The inspector also found two breaches of regulations, and the practice has been told it will remain in 'special measures' for a further six months and must:
- Ensure care and treatment is provided in a safe way to patients
- Establish effective systems and processes to ensure good governance in accordance with the fundamental standards of care.
The report summary concludes: "The service will be kept under review and if needed could be escalated to further urgent enforcement action.
"Where necessary, another inspection will be conducted within a further six months, and if there is not enough improvement, we will move to close the service."

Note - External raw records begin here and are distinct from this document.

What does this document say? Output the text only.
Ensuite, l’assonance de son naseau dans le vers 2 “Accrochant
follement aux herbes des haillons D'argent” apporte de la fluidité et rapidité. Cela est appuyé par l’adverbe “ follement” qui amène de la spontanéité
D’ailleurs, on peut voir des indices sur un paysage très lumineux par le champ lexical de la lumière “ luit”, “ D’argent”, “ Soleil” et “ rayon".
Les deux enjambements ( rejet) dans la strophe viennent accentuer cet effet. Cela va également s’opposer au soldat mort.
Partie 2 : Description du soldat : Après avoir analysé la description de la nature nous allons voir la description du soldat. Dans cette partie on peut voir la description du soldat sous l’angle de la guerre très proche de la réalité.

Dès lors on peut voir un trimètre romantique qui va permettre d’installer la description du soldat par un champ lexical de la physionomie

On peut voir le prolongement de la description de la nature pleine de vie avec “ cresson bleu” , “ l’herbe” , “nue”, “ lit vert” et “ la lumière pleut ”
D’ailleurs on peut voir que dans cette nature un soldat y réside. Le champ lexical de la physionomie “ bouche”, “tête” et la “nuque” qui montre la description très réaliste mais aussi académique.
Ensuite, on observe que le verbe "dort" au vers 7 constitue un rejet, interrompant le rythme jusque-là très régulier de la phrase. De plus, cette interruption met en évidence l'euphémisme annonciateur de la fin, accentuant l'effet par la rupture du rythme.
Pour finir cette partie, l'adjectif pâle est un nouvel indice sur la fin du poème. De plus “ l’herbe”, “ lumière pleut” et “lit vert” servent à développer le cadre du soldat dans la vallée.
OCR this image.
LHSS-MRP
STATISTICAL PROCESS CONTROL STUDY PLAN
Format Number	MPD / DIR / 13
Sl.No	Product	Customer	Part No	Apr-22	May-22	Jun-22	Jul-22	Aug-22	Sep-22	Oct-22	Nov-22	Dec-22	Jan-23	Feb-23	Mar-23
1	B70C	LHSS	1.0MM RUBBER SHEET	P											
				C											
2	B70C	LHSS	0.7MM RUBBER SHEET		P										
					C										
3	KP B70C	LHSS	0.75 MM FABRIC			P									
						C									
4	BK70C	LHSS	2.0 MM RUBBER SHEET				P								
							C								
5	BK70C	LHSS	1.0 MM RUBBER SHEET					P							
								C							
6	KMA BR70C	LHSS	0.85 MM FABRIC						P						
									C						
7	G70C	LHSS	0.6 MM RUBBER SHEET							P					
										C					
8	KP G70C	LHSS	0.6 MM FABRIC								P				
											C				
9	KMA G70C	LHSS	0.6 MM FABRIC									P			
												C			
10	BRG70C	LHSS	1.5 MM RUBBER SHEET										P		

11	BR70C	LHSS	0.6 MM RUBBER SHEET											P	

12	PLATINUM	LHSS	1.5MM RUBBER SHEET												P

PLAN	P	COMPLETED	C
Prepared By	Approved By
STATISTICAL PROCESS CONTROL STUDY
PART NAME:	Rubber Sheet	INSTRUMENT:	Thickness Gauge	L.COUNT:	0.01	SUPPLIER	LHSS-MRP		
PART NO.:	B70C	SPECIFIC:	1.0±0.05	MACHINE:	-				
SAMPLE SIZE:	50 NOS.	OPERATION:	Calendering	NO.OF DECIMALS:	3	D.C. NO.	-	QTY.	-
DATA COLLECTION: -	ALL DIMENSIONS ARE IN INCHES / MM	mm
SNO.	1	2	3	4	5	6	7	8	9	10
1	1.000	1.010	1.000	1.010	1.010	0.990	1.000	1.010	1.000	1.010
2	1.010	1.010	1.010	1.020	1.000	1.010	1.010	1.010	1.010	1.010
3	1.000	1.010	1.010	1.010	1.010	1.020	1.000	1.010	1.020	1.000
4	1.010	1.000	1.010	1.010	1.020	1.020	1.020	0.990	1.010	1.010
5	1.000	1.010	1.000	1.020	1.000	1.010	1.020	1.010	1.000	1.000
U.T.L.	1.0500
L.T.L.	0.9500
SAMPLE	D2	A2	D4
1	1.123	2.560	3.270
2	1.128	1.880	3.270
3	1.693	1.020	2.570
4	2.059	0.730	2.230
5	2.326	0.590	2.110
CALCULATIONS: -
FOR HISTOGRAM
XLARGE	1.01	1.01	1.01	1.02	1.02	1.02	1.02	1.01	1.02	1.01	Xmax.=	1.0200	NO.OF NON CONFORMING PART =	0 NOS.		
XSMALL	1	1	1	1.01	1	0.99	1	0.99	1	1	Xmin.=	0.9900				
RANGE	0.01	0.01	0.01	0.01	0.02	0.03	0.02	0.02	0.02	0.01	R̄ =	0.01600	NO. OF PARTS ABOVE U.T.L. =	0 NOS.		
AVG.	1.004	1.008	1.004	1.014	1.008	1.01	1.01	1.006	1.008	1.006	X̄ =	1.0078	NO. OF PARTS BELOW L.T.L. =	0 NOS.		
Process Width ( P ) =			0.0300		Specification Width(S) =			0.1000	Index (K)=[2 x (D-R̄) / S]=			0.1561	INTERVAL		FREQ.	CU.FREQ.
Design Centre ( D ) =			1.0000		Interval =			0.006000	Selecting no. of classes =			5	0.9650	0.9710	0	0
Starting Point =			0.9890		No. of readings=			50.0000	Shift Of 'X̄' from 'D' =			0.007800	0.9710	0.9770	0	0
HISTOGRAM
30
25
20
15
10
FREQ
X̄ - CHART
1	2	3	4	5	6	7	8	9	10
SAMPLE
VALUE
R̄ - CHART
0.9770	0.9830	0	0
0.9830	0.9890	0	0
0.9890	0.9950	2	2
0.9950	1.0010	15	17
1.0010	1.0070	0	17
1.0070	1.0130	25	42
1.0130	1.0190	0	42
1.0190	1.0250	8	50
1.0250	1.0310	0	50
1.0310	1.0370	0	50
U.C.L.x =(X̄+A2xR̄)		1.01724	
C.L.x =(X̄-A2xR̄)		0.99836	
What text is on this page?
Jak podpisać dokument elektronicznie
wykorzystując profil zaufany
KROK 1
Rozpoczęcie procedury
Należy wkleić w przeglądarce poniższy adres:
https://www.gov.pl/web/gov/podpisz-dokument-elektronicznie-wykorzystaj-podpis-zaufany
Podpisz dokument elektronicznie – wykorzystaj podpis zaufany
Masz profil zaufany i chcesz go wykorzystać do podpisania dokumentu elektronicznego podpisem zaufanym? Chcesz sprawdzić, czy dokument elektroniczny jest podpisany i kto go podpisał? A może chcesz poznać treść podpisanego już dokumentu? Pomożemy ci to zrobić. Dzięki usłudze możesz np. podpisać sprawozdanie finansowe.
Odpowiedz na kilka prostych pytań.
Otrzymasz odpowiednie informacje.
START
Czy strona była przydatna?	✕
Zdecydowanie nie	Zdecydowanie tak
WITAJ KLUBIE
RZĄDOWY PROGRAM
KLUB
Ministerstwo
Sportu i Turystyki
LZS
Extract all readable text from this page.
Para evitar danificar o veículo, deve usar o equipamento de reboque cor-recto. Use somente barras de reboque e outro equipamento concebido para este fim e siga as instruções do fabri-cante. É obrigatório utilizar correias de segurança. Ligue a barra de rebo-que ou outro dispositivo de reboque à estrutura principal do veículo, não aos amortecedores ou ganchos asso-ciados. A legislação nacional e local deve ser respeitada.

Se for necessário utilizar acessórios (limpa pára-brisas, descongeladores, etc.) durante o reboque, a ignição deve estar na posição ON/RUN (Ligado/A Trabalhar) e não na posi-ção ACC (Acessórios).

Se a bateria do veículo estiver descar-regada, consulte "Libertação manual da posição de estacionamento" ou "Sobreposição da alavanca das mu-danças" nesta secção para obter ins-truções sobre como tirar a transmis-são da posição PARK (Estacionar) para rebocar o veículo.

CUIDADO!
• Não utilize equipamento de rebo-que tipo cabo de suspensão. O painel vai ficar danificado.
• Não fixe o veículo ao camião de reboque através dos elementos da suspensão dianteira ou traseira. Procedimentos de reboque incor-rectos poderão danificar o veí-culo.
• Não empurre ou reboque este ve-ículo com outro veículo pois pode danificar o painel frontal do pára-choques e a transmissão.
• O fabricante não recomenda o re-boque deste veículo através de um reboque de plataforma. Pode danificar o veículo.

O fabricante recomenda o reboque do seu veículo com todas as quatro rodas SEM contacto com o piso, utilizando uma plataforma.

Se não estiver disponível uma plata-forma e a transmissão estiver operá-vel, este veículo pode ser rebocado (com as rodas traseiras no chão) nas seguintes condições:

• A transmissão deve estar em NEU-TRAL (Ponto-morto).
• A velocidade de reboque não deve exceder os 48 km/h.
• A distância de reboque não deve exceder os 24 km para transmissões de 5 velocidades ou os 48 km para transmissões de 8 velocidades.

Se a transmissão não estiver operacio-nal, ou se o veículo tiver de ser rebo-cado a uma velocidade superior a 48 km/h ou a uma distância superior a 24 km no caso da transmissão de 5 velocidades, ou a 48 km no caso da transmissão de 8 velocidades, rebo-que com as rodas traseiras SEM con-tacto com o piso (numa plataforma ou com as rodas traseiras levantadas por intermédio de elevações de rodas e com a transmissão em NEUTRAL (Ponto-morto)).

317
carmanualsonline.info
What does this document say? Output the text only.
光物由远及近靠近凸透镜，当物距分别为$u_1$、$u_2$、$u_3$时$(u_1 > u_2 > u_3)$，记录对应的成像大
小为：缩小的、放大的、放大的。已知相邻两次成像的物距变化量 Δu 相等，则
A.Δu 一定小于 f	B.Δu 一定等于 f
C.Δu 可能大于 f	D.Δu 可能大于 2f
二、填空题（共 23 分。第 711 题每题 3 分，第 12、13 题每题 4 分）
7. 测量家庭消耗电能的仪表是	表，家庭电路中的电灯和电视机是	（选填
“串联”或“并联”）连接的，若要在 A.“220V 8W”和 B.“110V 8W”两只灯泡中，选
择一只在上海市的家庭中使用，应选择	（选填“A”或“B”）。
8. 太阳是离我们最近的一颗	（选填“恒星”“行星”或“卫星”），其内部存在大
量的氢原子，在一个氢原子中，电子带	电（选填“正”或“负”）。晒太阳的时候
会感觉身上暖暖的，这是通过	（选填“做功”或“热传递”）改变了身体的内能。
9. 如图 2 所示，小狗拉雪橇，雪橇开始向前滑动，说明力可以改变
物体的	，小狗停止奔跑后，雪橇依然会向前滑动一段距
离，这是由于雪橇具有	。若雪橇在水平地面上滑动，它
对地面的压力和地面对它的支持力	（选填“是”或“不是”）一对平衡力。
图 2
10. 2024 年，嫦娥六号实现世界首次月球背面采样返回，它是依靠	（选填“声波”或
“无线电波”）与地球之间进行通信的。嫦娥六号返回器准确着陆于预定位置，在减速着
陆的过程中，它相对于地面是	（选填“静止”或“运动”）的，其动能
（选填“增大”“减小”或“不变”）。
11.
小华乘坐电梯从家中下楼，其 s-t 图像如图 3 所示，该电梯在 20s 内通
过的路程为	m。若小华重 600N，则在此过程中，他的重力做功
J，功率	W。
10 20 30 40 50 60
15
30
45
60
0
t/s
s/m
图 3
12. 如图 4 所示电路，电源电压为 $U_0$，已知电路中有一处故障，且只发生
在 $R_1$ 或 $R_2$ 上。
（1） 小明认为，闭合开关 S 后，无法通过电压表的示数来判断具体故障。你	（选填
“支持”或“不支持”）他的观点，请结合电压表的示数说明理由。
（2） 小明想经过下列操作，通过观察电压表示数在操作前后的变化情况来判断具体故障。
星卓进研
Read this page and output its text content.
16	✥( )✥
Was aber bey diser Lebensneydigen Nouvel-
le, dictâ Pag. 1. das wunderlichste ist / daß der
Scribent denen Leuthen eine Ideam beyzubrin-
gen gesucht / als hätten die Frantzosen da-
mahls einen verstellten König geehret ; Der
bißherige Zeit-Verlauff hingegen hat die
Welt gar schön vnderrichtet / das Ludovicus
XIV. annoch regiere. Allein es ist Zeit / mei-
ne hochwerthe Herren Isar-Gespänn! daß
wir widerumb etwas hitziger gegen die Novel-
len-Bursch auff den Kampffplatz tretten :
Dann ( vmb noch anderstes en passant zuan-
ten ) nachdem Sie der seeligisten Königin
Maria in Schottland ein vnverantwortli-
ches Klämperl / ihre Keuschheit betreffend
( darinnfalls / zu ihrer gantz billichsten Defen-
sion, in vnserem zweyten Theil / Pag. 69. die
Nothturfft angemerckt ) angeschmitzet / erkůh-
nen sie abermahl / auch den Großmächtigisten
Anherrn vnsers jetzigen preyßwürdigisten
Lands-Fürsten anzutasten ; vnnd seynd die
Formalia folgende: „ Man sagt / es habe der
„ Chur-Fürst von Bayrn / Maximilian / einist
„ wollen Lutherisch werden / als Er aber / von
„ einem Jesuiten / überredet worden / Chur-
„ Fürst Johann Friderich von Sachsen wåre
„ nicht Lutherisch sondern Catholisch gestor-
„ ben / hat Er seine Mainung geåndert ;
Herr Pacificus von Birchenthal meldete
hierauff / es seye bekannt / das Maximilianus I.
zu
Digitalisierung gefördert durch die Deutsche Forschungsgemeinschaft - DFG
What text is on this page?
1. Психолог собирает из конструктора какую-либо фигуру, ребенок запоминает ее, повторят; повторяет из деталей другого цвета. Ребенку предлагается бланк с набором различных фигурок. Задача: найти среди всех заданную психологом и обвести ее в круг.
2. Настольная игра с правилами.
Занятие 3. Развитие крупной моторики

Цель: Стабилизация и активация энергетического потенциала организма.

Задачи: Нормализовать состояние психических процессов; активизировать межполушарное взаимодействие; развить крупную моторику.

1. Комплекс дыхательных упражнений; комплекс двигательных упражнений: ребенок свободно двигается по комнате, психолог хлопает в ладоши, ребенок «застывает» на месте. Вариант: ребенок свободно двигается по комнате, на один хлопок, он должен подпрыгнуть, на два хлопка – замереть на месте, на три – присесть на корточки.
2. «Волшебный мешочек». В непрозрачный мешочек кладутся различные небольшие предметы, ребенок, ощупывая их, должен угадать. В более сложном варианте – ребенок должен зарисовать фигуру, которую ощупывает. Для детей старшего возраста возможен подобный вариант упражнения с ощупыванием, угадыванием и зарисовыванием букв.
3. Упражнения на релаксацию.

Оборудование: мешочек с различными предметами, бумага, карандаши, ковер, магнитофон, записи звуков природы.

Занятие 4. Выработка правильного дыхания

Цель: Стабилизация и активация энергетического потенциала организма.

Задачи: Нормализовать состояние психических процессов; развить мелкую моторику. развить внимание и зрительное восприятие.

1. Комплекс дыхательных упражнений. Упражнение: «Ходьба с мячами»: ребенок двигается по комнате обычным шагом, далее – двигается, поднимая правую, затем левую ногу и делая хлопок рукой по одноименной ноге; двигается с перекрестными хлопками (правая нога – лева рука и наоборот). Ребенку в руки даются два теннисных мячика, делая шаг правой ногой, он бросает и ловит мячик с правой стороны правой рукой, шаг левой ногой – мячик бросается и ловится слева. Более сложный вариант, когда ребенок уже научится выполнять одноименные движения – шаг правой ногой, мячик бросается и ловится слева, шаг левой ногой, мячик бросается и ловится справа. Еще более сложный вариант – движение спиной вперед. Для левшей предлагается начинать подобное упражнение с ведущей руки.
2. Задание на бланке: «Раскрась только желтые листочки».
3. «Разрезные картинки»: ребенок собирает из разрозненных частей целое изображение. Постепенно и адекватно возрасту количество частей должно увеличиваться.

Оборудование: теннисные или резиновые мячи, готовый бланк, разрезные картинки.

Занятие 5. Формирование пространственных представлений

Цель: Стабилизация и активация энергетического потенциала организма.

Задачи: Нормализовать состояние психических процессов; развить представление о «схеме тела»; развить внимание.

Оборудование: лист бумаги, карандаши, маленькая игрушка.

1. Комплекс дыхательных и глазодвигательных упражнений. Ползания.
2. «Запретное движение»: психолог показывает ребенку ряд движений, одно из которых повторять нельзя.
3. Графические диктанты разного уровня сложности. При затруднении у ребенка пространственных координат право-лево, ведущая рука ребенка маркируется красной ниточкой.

Closure of the service after six months had been suggested by the CQC if there was not significant improvement after its poor report last summer.
Responding to the latest report, Lakeside Stamford hub manager, Teri White, who was recruited as part of an ongoing improvement strategy, said: “As a team we are determined to get Lakeside Healthcare at Stamford to where it needs to be for our patients and stakeholders and have a positive relationship with our Patient Participation Group.
“We have made significant changes since the previous inspection, including employing more staff, restructuring our teams, introducing new management and upgrading our telephone system.
"We also deployed staff proactively to deal with areas of greatest demand and installed a new online consultation system, which is accessible out of surgery hours.
"This raft of measures was all aimed at improving administrative and clinical capacity and increasing access for patients, at a time of huge demand.
“Although we have carried out a massive amount of work in a relatively short space of time, as recognised in this report, we acknowledge that more needs to be done and so will carefully prioritise and tackle the actions identified by the CQC.
“I would like to thank my colleagues for their commitment and dedication. They have worked tirelessly, under constant pressure, and will continue to do so.
"Our team is realistic about the improvements we have implemented so far, but also about the continuing challenges that we are all working hard to resolve.”